4.                            Le recourant allègue que l’ordonnance pénale administrative a été notifiée à son père qui habite à la rue (...) 2 à Z.________ alors que lui-même vit à la rue (...) 1.

                        Il ressort effectivement du dossier que l’ordonnance pénale administrative a été notifiée, le 5 mars 2018, à la rue (...) 2, soit à l’adresse du père du recourant, lequel n’est pas partie à la présente procédure. Cette confusion d’adresse n’a eu lieu que pour l’ordonnance pénale administrative et le rapport simplifié de la police du 27 septembre 2017. Malgré cette notification erronée, le recourant a eu connaissance de cette ordonnance vu qu’il y a fait opposition. Il convient donc de déterminer à quel moment il en a eu connaissance afin de fixer le point de départ du délai d’opposition. Le recourant ne donne aucune précision à ce sujet. Il soutient toutefois que le délai arrivait à échéance le 19 mars 2018, soit le jour du dépôt de son opposition, conformément aux assurances qu’il prétend avoir reçues de la part d’une collaboratrice du service de la justice. Aucun élément au dossier ne permet de déterminer de façon certaine le moment de cette prise de connaissance. Faute de preuve et en vertu du principe de la bonne foi, on doit se fonder sur les déclarations du recourant et ainsi admettre que l’opposition déposée le lundi 19 mars 2018, soit 14 jours après la notification erronée, est intervenue en temps utile.
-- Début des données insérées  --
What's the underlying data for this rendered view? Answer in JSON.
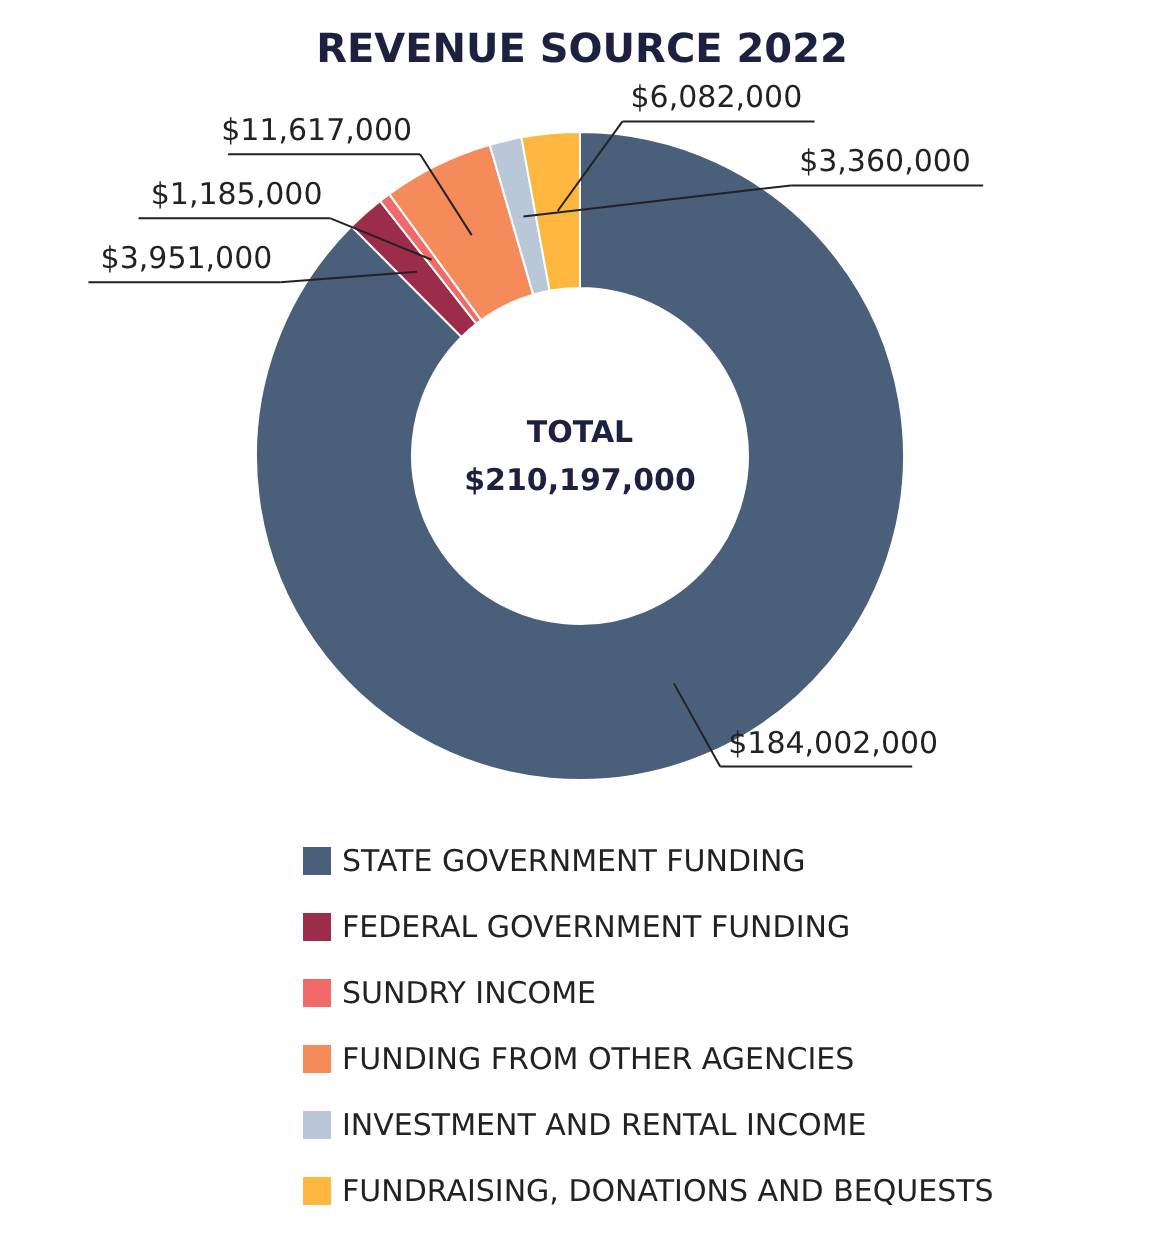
{
  "chart_data": {
    "type": "donut",
    "title": "REVENUE SOURCE 2022",
    "categories": [
      "STATE GOVERNMENT FUNDING",
      "FEDERAL GOVERNMENT FUNDING",
      "SUNDRY INCOME",
      "FUNDING FROM OTHER AGENCIES",
      "INVESTMENT AND RENTAL INCOME",
      "FUNDRAISING, DONATIONS AND BEQUESTS"
    ],
    "values": [
      184002000,
      3951000,
      1185000,
      11617000,
      3360000,
      6082000
    ],
    "value_labels": [
      "$184,002,000",
      "$3,951,000",
      "$1,185,000",
      "$11,617,000",
      "$3,360,000",
      "$6,082,000"
    ],
    "colors": [
      "#4a5f7a",
      "#9b2d4a",
      "#f06a6a",
      "#f58a5a",
      "#b9c7d9",
      "#fdb73e"
    ],
    "annotations": [
      "TOTAL",
      "$210,197,000"
    ],
    "legend": "bottom"
  }
}
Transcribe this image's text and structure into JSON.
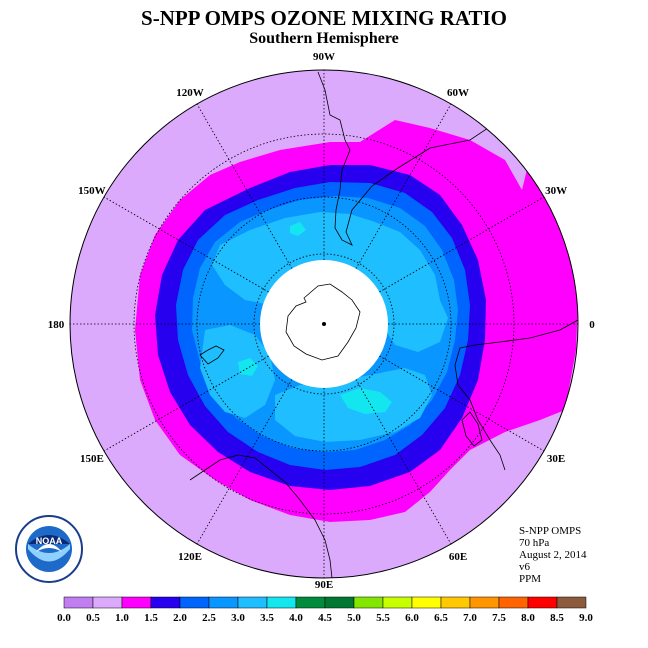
{
  "header": {
    "title": "S-NPP OMPS OZONE MIXING RATIO",
    "subtitle": "Southern Hemisphere"
  },
  "map": {
    "projection": "south-polar-stereographic",
    "longitude_labels": [
      {
        "text": "0",
        "lon": 0
      },
      {
        "text": "30E",
        "lon": 30
      },
      {
        "text": "60E",
        "lon": 60
      },
      {
        "text": "90E",
        "lon": 90
      },
      {
        "text": "120E",
        "lon": 120
      },
      {
        "text": "150E",
        "lon": 150
      },
      {
        "text": "180",
        "lon": 180
      },
      {
        "text": "150W",
        "lon": -150
      },
      {
        "text": "120W",
        "lon": -120
      },
      {
        "text": "90W",
        "lon": -90
      },
      {
        "text": "60W",
        "lon": -60
      },
      {
        "text": "30W",
        "lon": -30
      }
    ],
    "no_data_region": "polar night (white)"
  },
  "info": {
    "instrument": "S-NPP OMPS",
    "level": "70 hPa",
    "date": "August 2, 2014",
    "version": "v6",
    "units": "PPM"
  },
  "colorbar": {
    "ticks": [
      "0.0",
      "0.5",
      "1.0",
      "1.5",
      "2.0",
      "2.5",
      "3.0",
      "3.5",
      "4.0",
      "4.5",
      "5.0",
      "5.5",
      "6.0",
      "6.5",
      "7.0",
      "7.5",
      "8.0",
      "8.5",
      "9.0"
    ],
    "colors": [
      "#c07ef0",
      "#dcaafc",
      "#ff00ff",
      "#2800f0",
      "#0064ff",
      "#0a96ff",
      "#1ebeff",
      "#14e6f0",
      "#008c3c",
      "#007832",
      "#82e600",
      "#c8ff00",
      "#ffff00",
      "#ffc800",
      "#ff9600",
      "#ff6400",
      "#ff0000",
      "#8c5a3c"
    ]
  },
  "logo": {
    "text": "NOAA",
    "ring_text": "NATIONAL OCEANIC AND ATMOSPHERIC ADMINISTRATION · U.S. DEPARTMENT OF COMMERCE"
  }
}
5.                            Partant, le recours doit être admis. L’ordonnance attaquée doit être annulée et la cause renvoyée à l’autorité intimée afin qu’elle statue sur les autres conditions de recevabilité et, cas échéant, sur le fond.

6.                            Vu l'issue de la cause, les frais judiciaires resteront à la charge de l'Etat (art. 428 al. 4 CPP). Le recourant n’étant pas représenté, aucune indemnité de dépens ne sera allouée.

Par ces motifs, L'AuTORITE DE RECOURS EN MATIERE PENALE

1.    Admet le recours et annule l’ordonnance du 20 décembre 2018.

2.    Renvoie la cause au Tribunal de police au sens des considérants.

3.    Laisse les frais judiciaires à la charge de l’Etat.

4.    N'alloue pas de dépens.

5.    Notifie le présent arrêt à X.________, au Tribunal de police du littoral et du Val-de-Travers (POL.2018.484), ainsi qu’au Ministère public, parquet général de Neuchâtel (MP.2018.1518-PGA).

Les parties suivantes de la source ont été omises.